These two meatheads make the Jerky Boys look suave and socially responsible. They post online videos of their prank calls for their shallow, soulless followers to like and share, but the nature of their gags is despicably harsh. Often, they impersonate authority figures to claim a loved one has died in an auto accident or the like. As one might expect, this invites karma to come back around to visit them with a vengeance in Alexis Wajsbrot & Damien Macé’s Don’t Hang Up (trailer here), which opens this Friday in New York.
In the prologue, we see Sam Fuller, Brady Manion, and the other two chuckleheads in their “Prankmonkey” ensemble convince the terrified mother of a young girl there is a violent criminal in her home.
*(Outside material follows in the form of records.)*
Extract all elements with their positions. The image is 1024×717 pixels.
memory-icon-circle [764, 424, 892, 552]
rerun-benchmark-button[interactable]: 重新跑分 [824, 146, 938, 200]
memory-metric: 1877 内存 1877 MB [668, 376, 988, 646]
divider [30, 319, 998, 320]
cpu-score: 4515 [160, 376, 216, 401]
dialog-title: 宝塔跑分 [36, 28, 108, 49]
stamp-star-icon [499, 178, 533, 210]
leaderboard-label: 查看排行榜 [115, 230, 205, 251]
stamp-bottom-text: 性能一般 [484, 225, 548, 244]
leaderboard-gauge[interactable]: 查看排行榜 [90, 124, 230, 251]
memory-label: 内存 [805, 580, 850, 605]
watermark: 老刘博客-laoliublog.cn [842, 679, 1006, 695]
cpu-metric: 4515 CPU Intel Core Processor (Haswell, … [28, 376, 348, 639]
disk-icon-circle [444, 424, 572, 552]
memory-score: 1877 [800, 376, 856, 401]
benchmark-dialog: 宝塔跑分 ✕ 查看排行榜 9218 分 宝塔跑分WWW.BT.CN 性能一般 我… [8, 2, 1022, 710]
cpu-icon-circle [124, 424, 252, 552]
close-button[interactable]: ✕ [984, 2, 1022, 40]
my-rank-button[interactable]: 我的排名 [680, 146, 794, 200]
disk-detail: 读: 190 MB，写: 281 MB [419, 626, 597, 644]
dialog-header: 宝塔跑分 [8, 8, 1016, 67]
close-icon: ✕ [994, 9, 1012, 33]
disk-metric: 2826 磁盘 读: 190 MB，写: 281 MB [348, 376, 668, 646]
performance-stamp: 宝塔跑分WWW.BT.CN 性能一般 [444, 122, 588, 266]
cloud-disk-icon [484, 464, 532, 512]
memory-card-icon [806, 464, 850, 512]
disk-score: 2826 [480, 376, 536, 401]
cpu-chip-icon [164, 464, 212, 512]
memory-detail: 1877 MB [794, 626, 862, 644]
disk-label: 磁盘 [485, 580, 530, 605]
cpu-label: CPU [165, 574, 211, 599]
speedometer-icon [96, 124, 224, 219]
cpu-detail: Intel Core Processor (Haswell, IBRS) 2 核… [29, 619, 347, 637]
If you think this sounds wildly irresponsible, hold that thought, because the incident is obviously significant. Flashforward a few weeks and we find Fuller in a mopey mood because his girlfriend Peyton Grey has dumped him once again. Manion intends to console him with an evening of beer and crank calling, but this time they get the call.
Apparently, the mysterious “Mr. Lee” is holding Manion’s parents captive and can see their every move inside the Fuller house. He will proceed to toy with the pranksters, sewing dissension between them and needling their weak points. Viewers can imagine the shadowy mastermind has a very good reason for being so upset with them, so we do not begrudge him his Biblical payback.
In fact, Don’t Hang Up seems to be that rare kind of horror movie that openly invites us to root for the bogeyman. If you can buy into it on those terms, it is a wickedly entertaining thrill ride. Granted, Mr. Lee gets seriously Old Testament in the third act, but by that time, we so loathe these entitled millennials, we’re okay with that.
You sort of have to give Gregg Sulkin and Garrett Clayton credit for making Fuller and Manion so nauseatingly self-absorbed and utterly lacking in basic human empathy. They really help Wajsbrot and Macé stir up the audience’s blood lust. Both directors have special effects backgrounds, but DHU is much more a showcase for their super-slick, attitude-heavy execution and breakneck pacing. At least for a while, they also emulate Hitchcock’s Rope, which suddenly seems to be the thing to do, but you lose sight of the gimmicks when the stakes and tension really start to rise.